There should be a special word for the feeling of hoping a work related event will go a certain way and having to suck it up when it doesn’t.

NeedCoffeeNowPlease · 14/05/2023 01:53

NewShoesForSpring · 14/05/2023 01:32

I'm still here. Just arrived home after a v long journey & have been keeping up with all the replies.

I have to day I'm absolutely amazed that so many of you think I, and the other 2, were lily livered & in the wrong to try to find something M could eat. And also that so many of you would have just declared that you were eating in the bistro & that was that even though one of the party couldn't eat there.

Honestly I just could not do that. I cannot imagine turning to her & saying essentialiy I don't care that you can't eat here nor that you have no idea where you might find food suitable at all and it's 10.30pm - sort yourself out, I'm staying here.

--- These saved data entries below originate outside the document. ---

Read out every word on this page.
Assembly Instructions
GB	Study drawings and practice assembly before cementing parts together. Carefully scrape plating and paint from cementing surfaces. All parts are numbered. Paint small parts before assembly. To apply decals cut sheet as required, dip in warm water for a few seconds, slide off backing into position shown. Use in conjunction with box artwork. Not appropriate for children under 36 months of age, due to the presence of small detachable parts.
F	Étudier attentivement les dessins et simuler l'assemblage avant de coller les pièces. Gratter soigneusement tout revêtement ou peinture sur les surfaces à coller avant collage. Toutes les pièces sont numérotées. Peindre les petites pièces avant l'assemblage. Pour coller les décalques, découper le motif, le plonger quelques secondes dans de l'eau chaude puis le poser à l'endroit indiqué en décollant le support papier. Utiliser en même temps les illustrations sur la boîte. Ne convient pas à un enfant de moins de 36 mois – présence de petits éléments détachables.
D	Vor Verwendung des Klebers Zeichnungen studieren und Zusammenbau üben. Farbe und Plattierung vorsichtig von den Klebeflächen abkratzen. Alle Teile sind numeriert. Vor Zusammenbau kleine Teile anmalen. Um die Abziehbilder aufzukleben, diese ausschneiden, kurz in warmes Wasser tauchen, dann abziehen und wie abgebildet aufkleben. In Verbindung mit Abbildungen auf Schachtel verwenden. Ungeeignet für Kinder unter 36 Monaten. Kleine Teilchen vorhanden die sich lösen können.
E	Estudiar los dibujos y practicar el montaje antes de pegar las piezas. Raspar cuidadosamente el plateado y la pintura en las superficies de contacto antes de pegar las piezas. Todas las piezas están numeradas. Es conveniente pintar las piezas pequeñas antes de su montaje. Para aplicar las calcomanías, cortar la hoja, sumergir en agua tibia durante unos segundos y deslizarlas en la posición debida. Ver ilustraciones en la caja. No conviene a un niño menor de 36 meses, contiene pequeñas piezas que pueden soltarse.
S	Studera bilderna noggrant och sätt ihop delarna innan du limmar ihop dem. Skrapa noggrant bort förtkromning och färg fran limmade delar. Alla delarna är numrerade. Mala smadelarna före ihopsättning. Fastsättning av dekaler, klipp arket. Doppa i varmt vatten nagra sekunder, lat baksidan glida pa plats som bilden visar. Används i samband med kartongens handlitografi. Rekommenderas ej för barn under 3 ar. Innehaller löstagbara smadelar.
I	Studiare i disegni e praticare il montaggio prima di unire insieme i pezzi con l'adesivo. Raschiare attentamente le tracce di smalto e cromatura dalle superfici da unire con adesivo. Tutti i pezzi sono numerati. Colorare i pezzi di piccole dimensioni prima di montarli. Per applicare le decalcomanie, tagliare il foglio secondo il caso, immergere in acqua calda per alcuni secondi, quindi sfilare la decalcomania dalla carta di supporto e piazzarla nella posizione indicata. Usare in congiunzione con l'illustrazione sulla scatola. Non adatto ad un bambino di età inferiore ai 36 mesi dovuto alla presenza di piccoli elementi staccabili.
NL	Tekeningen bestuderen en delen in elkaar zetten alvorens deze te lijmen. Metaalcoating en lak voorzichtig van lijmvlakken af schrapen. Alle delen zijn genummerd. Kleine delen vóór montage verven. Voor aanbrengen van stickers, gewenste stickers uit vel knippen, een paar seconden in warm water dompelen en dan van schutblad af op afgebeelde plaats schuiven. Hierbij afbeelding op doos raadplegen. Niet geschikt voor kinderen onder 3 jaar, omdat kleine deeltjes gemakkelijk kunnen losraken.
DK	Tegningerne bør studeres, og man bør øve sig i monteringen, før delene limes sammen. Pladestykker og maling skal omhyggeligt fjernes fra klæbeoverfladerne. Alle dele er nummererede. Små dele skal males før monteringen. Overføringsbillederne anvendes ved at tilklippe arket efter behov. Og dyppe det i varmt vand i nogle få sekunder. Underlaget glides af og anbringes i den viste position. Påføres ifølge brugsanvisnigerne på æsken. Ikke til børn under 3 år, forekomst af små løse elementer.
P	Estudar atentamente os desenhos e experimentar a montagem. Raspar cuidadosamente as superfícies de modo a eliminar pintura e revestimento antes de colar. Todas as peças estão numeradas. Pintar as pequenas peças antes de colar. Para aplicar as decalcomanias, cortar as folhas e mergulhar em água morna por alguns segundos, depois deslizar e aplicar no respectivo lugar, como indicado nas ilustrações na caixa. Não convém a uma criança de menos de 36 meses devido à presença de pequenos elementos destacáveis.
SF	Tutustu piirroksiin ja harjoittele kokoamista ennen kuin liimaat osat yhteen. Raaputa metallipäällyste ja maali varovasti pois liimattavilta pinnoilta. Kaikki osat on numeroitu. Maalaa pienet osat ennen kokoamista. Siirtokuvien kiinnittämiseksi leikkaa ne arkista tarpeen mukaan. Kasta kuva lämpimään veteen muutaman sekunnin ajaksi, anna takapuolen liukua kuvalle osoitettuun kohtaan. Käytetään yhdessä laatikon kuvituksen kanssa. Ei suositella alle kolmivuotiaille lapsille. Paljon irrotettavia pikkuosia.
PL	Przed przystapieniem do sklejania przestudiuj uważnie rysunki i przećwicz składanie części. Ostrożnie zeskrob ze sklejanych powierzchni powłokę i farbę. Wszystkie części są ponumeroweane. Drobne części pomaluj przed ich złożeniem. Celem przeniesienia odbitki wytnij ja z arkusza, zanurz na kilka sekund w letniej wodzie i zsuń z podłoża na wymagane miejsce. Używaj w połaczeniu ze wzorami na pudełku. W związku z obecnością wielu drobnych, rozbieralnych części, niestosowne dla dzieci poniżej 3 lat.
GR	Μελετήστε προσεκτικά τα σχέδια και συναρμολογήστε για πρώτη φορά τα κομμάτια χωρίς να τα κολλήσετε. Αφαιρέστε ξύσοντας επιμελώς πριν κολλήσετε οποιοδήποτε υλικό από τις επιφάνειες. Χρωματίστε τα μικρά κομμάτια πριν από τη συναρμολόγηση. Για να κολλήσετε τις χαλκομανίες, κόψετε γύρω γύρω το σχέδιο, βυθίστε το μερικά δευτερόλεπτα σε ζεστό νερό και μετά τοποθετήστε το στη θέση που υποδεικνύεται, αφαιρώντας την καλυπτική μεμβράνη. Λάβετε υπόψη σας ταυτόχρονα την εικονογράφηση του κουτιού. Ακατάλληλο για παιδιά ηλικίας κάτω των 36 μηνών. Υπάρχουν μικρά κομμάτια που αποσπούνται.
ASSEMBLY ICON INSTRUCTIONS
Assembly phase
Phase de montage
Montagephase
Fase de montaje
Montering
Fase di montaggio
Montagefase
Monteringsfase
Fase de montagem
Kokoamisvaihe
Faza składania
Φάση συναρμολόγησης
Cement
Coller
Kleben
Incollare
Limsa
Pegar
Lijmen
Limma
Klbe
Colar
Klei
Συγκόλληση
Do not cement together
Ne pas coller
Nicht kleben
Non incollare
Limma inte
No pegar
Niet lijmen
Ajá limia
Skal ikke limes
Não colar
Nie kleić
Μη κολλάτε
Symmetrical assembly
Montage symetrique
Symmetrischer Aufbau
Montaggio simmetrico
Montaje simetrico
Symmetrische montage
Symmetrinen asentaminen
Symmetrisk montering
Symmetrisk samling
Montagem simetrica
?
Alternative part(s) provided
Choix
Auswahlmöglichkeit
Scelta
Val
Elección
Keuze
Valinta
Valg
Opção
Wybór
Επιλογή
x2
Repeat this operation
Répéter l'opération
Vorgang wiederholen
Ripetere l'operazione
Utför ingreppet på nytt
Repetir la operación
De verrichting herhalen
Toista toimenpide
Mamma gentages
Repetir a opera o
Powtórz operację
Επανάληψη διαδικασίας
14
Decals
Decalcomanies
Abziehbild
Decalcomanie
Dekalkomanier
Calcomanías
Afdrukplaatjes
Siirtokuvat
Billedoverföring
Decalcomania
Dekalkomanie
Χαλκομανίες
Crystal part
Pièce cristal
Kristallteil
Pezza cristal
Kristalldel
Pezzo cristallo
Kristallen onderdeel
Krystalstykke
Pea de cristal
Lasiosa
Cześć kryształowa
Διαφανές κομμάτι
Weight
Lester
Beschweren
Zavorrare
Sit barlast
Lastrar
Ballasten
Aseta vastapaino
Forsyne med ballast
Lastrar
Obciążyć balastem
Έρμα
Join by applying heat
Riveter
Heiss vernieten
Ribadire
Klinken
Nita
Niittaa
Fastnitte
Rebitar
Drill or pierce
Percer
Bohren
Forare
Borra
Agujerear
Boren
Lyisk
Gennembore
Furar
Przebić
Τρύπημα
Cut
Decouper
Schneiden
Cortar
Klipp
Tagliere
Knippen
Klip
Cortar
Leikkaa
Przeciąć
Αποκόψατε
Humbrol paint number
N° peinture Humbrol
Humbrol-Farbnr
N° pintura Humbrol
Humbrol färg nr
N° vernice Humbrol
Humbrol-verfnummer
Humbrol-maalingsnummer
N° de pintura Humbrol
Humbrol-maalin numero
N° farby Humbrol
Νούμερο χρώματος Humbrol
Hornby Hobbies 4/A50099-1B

I think the purpose of my post was originally air a disappointment that I came so close to having a nice meal & then the circumstances changed.

Many people think I was in the wrong - some think I was weak & ineffectual & others think I was wrong to feel (privately) disappointed & still others think I'm wrong to make a post about it because its a first world problem & no big deal & a total non-event

So it's interesting

I don't think you're wrong. I'd have done the same. I do think your friend should have said she needs to stay inside rather than sit outside if her medical condition needed that. I also don't think it would be wrong to, the next night, say you are going to the Bistro. If that's something you were keen on experiencing, that matters too. Some nights different groups can go different places.